❓WHAT HAPPENED: The Department of Justice (DOJ) charged multiple individuals in a scheme where North Korea sent IT workers with fake identities to get remote jobs at U.S. companies. The wages were secretly funneled back to fund North Korea’s weapons program. Several Chinese and Taiwanese nationals were charged, and sensitive U.S. data may have been accessed.
👤WHO WAS INVOLVED: North Korean government, U.S. tech companies, DOJ.
📍WHEN & WHERE: Monday, June 30, 2025, United States, North Korea, and China.
💬KEY QUOTE: “These schemes target and steal from U.S. companies and are designed to evade sanctions and fund the North Korean regime’s illicit programs, including its weapons programs.” – Assistant Attorney General John Eisenberg
🎯IMPACT: This scheme poses a national security threat, involving financial fraud and corporate espionage risks.
On Monday, the Department of Justice (DOJ) announced criminal charges in a scheme by North Korea to fund its weapons program through the salaries of remote information technology (IT) workers employed inadvertently by U.S. companies.
The nationwide operation led to charges and the seizure of financial accounts, websites, and laptops used to execute the fraud.
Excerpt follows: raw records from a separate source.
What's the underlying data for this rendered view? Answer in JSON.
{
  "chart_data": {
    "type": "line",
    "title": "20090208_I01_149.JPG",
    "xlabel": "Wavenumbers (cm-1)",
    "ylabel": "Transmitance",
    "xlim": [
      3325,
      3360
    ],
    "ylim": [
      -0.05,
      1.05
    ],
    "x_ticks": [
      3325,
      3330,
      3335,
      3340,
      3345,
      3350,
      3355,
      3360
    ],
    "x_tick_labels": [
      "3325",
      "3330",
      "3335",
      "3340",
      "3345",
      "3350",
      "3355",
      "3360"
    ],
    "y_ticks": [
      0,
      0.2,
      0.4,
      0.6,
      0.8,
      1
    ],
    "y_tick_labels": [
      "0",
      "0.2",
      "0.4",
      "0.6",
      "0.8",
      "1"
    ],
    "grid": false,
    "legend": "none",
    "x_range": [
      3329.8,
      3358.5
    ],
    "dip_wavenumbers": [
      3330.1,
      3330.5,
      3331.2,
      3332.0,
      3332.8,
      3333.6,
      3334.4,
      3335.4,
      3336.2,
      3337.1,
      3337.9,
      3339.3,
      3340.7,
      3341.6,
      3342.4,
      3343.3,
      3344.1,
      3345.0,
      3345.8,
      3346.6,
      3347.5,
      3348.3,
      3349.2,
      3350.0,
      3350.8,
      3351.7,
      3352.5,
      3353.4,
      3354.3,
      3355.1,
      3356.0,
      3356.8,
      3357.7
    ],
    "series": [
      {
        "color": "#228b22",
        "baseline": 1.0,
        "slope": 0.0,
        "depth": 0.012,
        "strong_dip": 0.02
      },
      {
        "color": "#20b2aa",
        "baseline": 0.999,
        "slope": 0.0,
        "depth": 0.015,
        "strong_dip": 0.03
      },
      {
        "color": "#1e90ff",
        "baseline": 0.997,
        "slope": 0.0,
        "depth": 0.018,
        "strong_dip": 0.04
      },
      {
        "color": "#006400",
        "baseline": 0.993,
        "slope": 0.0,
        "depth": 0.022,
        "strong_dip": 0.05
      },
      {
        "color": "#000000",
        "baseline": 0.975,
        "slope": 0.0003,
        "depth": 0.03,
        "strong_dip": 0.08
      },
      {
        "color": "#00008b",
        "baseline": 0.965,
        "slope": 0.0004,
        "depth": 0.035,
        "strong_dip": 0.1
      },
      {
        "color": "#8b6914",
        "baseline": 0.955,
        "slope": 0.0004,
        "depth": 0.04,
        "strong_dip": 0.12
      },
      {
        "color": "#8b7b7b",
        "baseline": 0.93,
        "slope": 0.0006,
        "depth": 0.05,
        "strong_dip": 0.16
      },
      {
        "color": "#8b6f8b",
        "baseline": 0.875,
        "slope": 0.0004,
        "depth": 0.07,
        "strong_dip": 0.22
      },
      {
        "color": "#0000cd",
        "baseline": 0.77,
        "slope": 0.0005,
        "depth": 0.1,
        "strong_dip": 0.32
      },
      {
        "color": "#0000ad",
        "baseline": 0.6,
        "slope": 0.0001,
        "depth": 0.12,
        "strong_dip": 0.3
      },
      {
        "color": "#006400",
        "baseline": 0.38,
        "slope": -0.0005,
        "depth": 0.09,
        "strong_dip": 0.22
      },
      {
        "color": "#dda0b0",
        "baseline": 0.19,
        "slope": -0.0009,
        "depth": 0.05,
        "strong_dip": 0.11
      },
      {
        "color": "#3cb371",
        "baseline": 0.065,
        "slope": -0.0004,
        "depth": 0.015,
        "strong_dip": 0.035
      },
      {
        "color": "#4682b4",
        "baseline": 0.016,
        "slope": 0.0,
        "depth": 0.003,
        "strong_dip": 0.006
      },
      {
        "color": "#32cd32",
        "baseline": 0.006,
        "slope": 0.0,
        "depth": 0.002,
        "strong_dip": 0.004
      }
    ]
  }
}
Separate cases in Georgia and Massachusetts exposed that the scheme is generating extensive revenue for North Korea’s government and even supplying workers access to sensitive and proprietary data from the American corporations hiring them.
The North Korean government dispatched thousands of workers with fake or stolen identities to find remote work as IT employees at American companies. These companies believed the workers were hired based in the U.S., when they were actually stationed in North Korea or China. The wages were transferred into accounts controlled by co-conspirators affiliated with North Korea, prosecutors have said.
On Monday, U.S. prosecutors announced the arrest of U.S. national Zhenxing “Danny” Wang of New Jersey. A five-count indictment describes a multi-year fraud scheme by Wang and his co-conspirators to obtain remote IT work with U.S. companies that generated more than $5 million in revenue. The indictment additionally charges six Chinese nationals and two Taiwanese nationals for their roles in the scheme.
Court papers say the conspiracy involved registering financial accounts to receive the proceeds and creating shell companies and fake websites to portray these remote workers as associated with legitimate businesses. Enablers inside the United States facilitated the workers’ remote computer access, creating the illusion that workers were logged in from U.S. locations.
“These schemes target and steal from U.S. companies and are designed to evade sanctions and fund the North Korean regime’s illicit programs, including its weapons programs,” warned Assistant Attorney General John Eisenberg.